How was Council able to achieve a 7.88% reduction?

The 2020/2021 Annual Budget was prepared utilising a zero-based budgeting approach which identified major productivity gains across the organisation. In addition Council has also drawn down on reserves to fund capital projects.

Does that mean I will pay the same amount as my rates notice last year?

As Gross Rental Valuations were carried out by the Valuer General’s Office this year, there have been some variations across the Town. However, the vast majority of rate payers should pay the same or less than last year.

What do I get for my rates?

Income generated from rates is used to provide services run from facilities such as the library, leisure centres as well as community development programs such as events, public art programs and safety initiatives. Your rates also helps to provide essential services such as waste collection, and is used for maintaining and improving the Town’s infrastructure such as parks, roads, footpaths and drainage and provide services relating to environmental health, animal control, local business support.

How do my rates compare to other local governments?

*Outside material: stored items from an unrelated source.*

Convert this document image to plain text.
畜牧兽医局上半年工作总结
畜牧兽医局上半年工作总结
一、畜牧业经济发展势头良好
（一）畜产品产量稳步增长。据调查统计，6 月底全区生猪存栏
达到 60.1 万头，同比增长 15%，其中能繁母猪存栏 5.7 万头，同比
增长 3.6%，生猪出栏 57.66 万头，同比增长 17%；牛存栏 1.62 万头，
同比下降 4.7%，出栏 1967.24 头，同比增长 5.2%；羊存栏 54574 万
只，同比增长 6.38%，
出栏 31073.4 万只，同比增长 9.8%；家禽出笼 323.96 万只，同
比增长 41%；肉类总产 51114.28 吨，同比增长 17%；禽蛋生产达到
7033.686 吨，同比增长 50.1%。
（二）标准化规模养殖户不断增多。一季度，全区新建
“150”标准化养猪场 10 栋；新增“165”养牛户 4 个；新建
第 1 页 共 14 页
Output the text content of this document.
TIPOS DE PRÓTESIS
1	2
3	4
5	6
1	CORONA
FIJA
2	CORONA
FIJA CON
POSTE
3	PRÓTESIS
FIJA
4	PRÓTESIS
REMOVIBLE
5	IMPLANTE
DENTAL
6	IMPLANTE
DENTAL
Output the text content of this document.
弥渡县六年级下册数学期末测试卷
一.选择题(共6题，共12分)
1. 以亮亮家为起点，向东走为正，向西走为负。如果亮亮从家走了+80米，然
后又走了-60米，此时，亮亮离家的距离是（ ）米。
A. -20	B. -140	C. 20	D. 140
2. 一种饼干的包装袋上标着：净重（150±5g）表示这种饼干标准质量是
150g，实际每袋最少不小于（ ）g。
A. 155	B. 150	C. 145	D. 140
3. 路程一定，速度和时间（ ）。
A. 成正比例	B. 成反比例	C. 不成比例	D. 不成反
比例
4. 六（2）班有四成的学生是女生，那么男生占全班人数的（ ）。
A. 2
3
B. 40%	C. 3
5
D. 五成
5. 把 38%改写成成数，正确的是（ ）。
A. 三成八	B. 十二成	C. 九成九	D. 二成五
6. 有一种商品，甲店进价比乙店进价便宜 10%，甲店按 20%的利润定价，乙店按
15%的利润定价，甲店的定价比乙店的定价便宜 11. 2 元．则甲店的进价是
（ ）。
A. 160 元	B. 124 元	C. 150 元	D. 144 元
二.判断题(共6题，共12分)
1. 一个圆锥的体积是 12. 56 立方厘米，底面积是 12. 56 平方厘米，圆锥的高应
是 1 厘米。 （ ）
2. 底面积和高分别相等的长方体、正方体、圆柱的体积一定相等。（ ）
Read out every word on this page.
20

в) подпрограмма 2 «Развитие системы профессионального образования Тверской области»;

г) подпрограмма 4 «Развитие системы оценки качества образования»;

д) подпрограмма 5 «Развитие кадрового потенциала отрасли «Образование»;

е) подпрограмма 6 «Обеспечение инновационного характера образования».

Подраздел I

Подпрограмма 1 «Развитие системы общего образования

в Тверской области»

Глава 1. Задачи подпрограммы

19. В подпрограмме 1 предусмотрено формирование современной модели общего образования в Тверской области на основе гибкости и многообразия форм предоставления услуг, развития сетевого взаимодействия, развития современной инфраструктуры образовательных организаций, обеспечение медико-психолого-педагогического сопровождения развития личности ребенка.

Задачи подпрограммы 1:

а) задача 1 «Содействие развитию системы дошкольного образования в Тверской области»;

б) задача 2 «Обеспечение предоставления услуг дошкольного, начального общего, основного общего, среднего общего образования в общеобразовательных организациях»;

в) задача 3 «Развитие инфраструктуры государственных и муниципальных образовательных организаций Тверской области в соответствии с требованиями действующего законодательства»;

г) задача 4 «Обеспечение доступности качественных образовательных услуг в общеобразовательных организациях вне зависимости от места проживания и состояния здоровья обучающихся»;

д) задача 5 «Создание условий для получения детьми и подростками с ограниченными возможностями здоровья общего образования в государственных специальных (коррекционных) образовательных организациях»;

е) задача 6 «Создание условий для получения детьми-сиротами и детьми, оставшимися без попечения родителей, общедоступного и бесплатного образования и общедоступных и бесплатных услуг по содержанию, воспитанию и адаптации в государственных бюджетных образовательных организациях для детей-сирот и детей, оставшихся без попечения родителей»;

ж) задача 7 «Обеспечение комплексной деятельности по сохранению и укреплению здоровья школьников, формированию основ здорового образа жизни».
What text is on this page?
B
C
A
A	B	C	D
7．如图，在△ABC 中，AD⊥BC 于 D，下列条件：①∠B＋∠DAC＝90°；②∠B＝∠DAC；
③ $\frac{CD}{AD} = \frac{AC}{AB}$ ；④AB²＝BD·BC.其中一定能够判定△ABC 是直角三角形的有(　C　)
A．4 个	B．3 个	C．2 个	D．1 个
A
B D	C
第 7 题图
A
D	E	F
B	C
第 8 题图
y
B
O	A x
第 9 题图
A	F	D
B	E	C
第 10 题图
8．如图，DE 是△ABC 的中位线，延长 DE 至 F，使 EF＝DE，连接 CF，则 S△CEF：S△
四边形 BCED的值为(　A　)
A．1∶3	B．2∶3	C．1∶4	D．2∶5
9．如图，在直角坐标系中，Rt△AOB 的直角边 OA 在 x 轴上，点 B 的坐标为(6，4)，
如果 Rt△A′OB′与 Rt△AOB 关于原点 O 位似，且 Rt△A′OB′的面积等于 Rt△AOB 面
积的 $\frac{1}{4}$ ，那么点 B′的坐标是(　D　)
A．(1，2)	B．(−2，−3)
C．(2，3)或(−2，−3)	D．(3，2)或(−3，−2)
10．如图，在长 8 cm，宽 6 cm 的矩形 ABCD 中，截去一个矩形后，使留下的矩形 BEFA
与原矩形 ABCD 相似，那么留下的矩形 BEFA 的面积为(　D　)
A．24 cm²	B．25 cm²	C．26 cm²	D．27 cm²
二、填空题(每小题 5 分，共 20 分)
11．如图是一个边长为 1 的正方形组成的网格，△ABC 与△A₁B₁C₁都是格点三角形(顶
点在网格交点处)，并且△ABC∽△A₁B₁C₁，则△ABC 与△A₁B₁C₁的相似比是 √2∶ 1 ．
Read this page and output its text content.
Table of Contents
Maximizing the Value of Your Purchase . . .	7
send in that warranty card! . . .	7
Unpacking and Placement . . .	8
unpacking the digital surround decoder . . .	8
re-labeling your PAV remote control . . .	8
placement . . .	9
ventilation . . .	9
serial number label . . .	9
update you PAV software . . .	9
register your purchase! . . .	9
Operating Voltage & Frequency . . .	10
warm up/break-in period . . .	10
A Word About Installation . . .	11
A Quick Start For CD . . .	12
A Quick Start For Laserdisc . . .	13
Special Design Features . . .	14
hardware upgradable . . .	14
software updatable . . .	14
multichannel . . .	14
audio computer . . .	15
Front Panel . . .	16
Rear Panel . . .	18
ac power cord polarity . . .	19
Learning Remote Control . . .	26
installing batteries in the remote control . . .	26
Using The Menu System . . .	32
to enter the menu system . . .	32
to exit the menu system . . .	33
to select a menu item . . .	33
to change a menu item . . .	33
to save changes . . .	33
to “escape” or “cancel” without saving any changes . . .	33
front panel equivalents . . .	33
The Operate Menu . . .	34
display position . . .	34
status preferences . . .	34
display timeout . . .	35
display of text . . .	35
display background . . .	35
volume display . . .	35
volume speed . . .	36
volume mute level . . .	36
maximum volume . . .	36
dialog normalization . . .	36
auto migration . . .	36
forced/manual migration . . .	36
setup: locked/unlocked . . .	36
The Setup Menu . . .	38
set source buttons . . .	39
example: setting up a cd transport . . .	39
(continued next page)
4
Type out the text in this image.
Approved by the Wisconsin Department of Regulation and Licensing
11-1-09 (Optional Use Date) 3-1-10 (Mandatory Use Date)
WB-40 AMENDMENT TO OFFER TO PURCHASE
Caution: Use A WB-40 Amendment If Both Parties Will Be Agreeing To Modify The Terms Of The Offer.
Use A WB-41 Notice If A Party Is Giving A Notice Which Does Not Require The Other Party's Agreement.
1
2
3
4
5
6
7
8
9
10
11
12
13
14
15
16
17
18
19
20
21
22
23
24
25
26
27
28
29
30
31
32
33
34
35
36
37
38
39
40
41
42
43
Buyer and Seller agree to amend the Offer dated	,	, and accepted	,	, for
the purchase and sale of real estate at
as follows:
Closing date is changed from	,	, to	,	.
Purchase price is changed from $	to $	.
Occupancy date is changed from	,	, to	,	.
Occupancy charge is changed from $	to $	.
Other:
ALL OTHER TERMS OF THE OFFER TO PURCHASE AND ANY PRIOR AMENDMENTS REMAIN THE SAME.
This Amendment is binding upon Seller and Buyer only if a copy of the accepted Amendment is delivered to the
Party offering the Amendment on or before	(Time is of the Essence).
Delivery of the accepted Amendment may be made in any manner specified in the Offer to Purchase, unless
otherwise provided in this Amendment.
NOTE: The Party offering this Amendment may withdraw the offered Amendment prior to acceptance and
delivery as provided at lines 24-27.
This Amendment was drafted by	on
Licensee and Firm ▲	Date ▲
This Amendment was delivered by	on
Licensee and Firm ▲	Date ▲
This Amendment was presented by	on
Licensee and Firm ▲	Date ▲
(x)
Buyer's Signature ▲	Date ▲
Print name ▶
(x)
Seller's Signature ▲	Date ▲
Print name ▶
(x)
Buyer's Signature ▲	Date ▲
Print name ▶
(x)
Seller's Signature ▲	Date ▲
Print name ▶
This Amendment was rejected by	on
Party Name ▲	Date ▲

It is not reasonable to compare rates (and rate rises) with other councils as each council is unique in growth, services, and residential property versus commercial property ratios. The majority of local governments have already indicated a 0% change in rates this financial year. In recognition of these unprecedented times the Town of Victoria Park has adopted a 7.88% reduction in rates.

How does the state and federal government impact the Council budget?

Increased cost shifting and legislation from state government means increased administration costs for councils to facilitate the collection of fees for various services and rebates. If the state government increases the cost of power, water and other utilities, these costs are passed on to you via rate increases.

All councils also rely on and compete for additional funds from the state and federal government through assistance grants and funding bid opportunities. Without these we would not be able to implement large scale infrastructure projects or subsidise health and safety initiatives such as installing CCTV cameras.

How reliant is Council on rate revenue?

Around 76% of Council’s operating revenue budget is met through rate revenue.

What if I can’t pay my rates?

A payment arrangement can be made if you are unable to pay in full or by instalments. The Town has also adopted a Financial Hardship Policy. Please contact the Rates Team to discuss your options.